There are hints about Phantom Girl maybe having a crush on Plastic Man's kid (and a bit about Plas and "Offspring" improving their relationship), but that's about it. Metamorpho. . .gets a lot of exclamations involving Egyptian deities (see the "Osiris on a stick!" above.)

The book does have more stability in artists at this point. Stephen Segovia draws the first four issues, where they contend with the emergent artificial intelligence and we see one of the major differences of opinion between the two Holts. Segovia then draws three of the issues of the Bizarro storyline, with Sergio Davila and Max Raynor each handling the other parts. Dan Mora draws a one-off "choose your adventure" issue, though it does feed into the next issue and a major part of the conflict in "The Tomorrow War" story that wraps up the title.

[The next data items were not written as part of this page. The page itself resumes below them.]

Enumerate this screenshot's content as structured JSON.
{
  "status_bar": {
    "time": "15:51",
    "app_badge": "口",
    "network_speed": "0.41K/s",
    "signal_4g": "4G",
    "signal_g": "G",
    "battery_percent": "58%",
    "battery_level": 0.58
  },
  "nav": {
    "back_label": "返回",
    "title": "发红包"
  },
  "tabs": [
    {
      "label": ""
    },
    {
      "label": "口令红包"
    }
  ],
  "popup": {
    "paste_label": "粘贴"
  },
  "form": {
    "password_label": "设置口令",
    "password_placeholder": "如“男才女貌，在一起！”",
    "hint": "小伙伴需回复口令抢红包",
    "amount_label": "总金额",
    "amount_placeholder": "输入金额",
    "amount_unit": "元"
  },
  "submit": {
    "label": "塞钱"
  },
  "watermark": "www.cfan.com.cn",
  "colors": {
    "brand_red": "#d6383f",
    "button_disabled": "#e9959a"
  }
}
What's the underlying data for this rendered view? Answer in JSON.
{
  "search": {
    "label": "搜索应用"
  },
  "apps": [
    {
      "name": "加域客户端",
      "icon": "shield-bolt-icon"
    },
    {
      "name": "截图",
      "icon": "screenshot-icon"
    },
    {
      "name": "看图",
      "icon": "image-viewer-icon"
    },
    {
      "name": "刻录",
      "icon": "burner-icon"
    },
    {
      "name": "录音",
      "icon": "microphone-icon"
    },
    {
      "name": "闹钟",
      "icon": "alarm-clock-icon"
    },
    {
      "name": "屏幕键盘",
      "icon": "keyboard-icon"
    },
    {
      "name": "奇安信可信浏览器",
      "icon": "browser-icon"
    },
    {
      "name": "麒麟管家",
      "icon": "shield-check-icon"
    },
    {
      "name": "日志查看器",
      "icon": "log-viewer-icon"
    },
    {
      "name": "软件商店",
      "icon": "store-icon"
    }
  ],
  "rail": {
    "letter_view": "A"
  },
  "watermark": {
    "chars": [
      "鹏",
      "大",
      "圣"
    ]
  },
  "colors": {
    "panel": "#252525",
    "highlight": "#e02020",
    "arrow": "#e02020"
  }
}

As the two primary artists, Segovia and Davila are well-suited to handling the different stuff the plots ask of them. Each able to shift styles during the Bizarro story to fit the shifting realities and timelines. Segovia goes to a thicker line and squarer figures (a less busy Lenil Yu) as time starts regressing to first the '90s and later the '80s. But he and Davila are both capable of exaggerating with big, comically round eyes when the team is regressed to children, or mixing that with their normal styles when things start to break down and different characters are at different states. Davila gets to draw Lobo and Mr. Terrific using his teammates as a battle suit in one issue, and what look like Parasite's head as little scuttling monsters and makes it work.